Trajano cita ainda a queda no dólar, que está levando as redes a fazerem pedidos de novas compras a preços menores, e o efeito da desaceleração da economia nos EUA. “Está sobrando produto no mundo, com os americanos subindo juros e a demanda parando, e a Rússia, que comprava 5 milhões de IPhones ao ano, parou de receber”.1 de 1 Trajano, do Magalu: “Do ponto de vista político, caminhamos para um dos polos. Vejo pouco espaço para uma terceira via” — Foto: Julio Bittencourt/Valor
Trajano, do Magalu: “Do ponto de vista político, caminhamos para um dos polos. Vejo pouco espaço para uma terceira via” — Foto: Julio Bittencourt/Valor
Duas semanas atrás, após apresentar números abaixo do esperado por analistas no quarto trimestre de 2021, a ação de Magazine fechou o pregão em queda de 8,6% e acumulava recuo de 25% no ano. Relatórios de bancos revisaram o preço-alvo da ação, mas mantiveram recomendação de compra do papel – desde a publicação do balanço, a ação subiu 29% (no ano todo, cresce 2%). O recado que vem sendo dado ao mercado pelo comando do grupo é de que há uma tarefa feita dentro de casa, com congelamento de contratações e repasses de pressões em custos aos preços. E que as vendas em lojas dão sinais de recuperação, com um primeiro trimestre melhor que os três últimos meses de 2021.Estamos conseguindo [comprar] mais quantidade de produtos com custos menores em função do dólar em queda”

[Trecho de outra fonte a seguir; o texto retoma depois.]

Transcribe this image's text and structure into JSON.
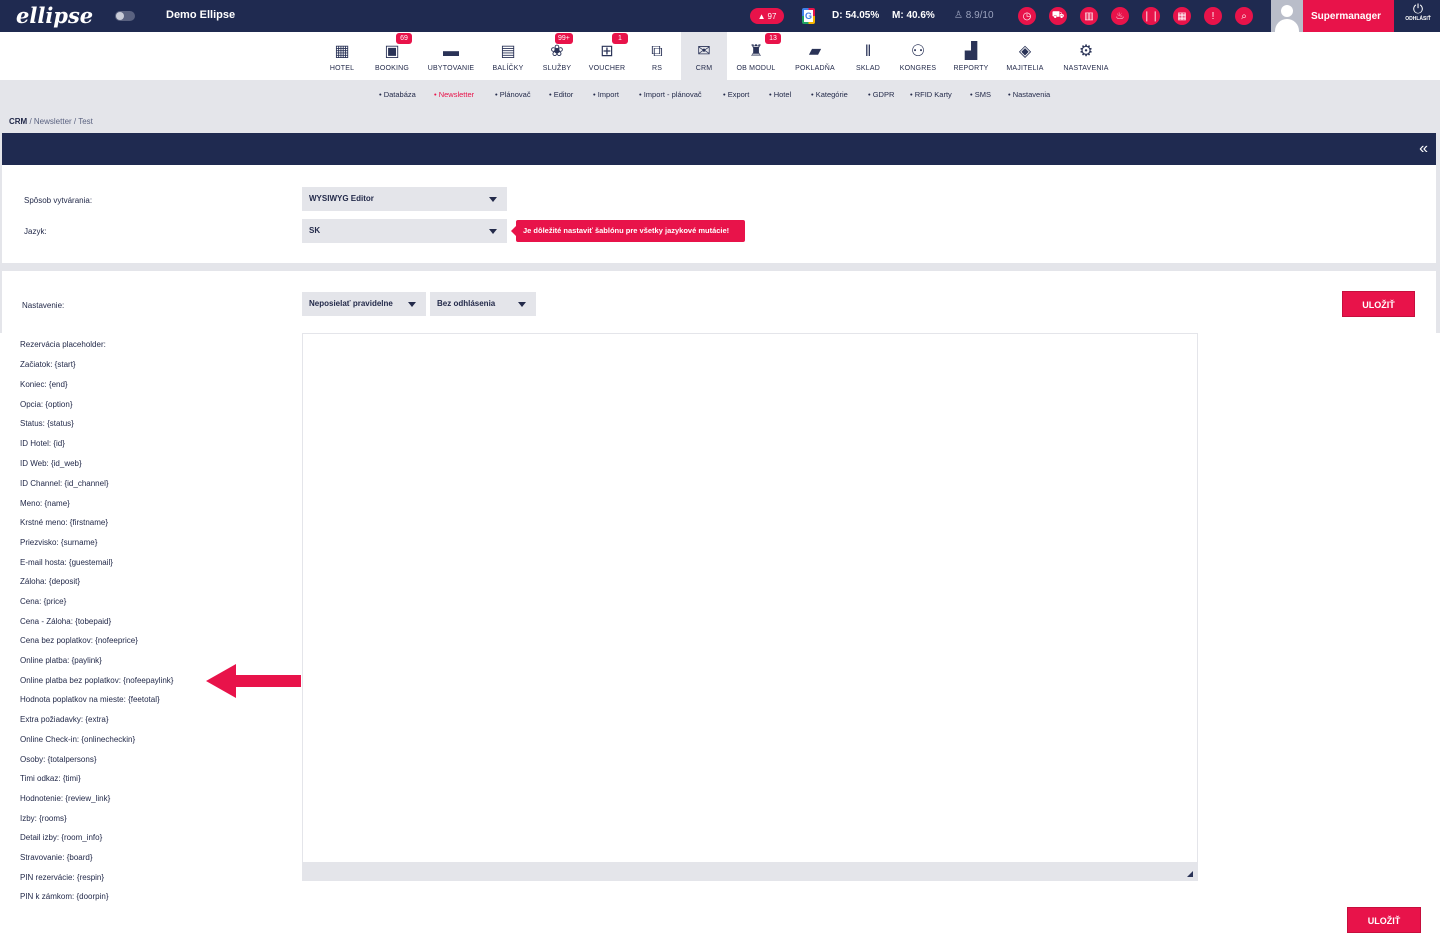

Em maio, a empresa se prepara para sair numa “caravana digital”, visitando centenas de cidades pelo país na busca por lojistas para sua plataforma on-line – com direito à presença do CEO e de Luiza Trajano, presidente do conselho de administração. A seguir, os trechos da entrevista concedida ontem, na sede do grupo:
Valor: O sr. acha que há um movimento de inflexão em termos de percepção do Brasil pelos mercados? Porque há essa liquidez de recursos no mundo, mas também há um quadro de incerteza. Como vê o país e o Magazine Luiza inserido nisso?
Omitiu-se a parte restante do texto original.